1. Au Revoir, Aubrey
Farewell, Aubrey McClendon. We here at the
5 Dumbest Lab
will certainly hate to see you go.
That said, judging by the 7% pop in
stock on Wednesday, clearly your shareholders are far less sentimental than we are. In fact, they seem pretty jubilant.
The nation's second-largest national gas producer announced this week that McClendon will step down as CEO on April 1. McClendon is being scrutinized by regulators and Chesapeake's board for his freewheeling ways with the company's cash, as well as possible antitrust violations.
McClendon told employees in an e-mail that his leaving was the result of "philosophical differences" with the board and that "the separation will be amicable and smooth."
Philosophical differences? No way, Au-bray! The differences became purely physical after last June's shareholder insurrection that stripped you of your chairman title.
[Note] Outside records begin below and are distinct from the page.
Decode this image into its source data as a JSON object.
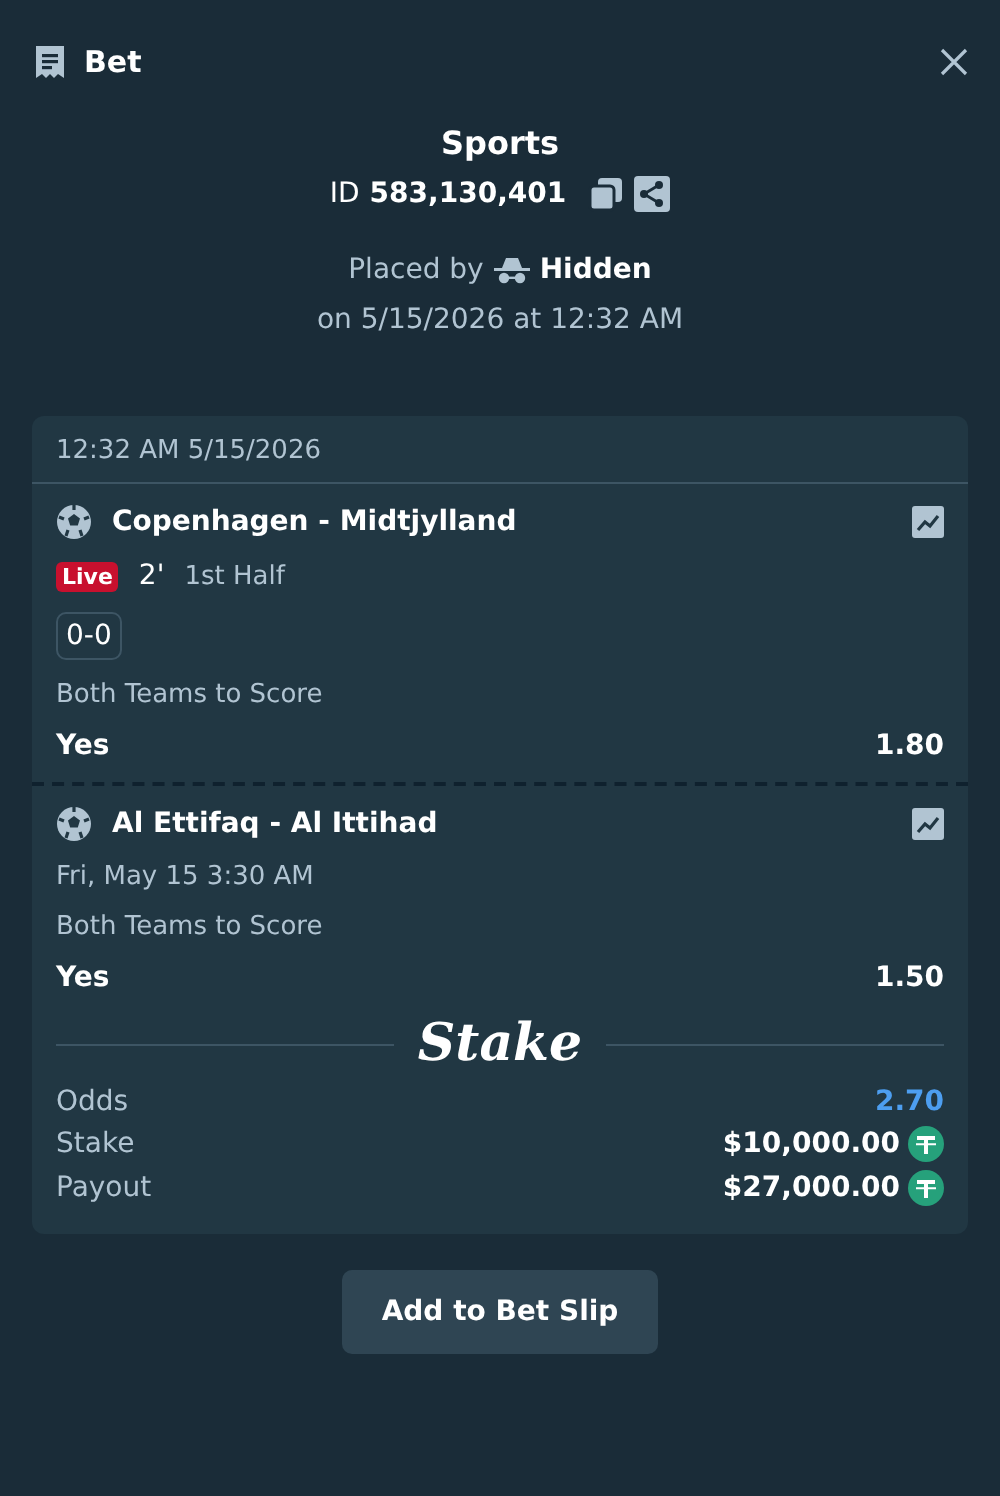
{
  "header": {
    "title": "Bet"
  },
  "summary": {
    "category": "Sports",
    "id_label": "ID",
    "id_value": "583,130,401",
    "placed_by_label": "Placed by",
    "placed_by_user": "Hidden",
    "placed_on": "on 5/15/2026 at 12:32 AM"
  },
  "slip": {
    "timestamp": "12:32 AM 5/15/2026",
    "legs": [
      {
        "event": "Copenhagen - Midtjylland",
        "live_badge": "Live",
        "minute": "2'",
        "period": "1st Half",
        "score": "0-0",
        "market": "Both Teams to Score",
        "outcome": "Yes",
        "odds": "1.80"
      },
      {
        "event": "Al Ettifaq - Al Ittihad",
        "start_time": "Fri, May 15  3:30 AM",
        "market": "Both Teams to Score",
        "outcome": "Yes",
        "odds": "1.50"
      }
    ],
    "logo": "Stake",
    "totals": [
      {
        "label": "Odds",
        "value": "2.70",
        "kind": "odds"
      },
      {
        "label": "Stake",
        "value": "$10,000.00",
        "kind": "money"
      },
      {
        "label": "Payout",
        "value": "$27,000.00",
        "kind": "money"
      }
    ]
  },
  "button": "Add to Bet Slip"
}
These are entirely different people than the good, old boys that would rubber-stamp your massive checks and bail you out when you got into trouble.
For example, this group would not have a philosophical debate about buying your antique map collection for $12.1 million like your old-crony board did in 2008 when your stock collapsed. They would just laugh.
We do, however, agree with Aubrey that his separation from the company he founded will be smooth.
How could it not be? McClendon is reportedly entitled to total compensation of about $47 million. He is also entitled to deferred compensation of about $800,000 and the unlimited use of corporate jets for four years.
Yep, good, old Aubrey was oily till the end. He even greased the runway before he took off. And we'll miss him for that.
Even if nobody else in the state of Oklahoma will.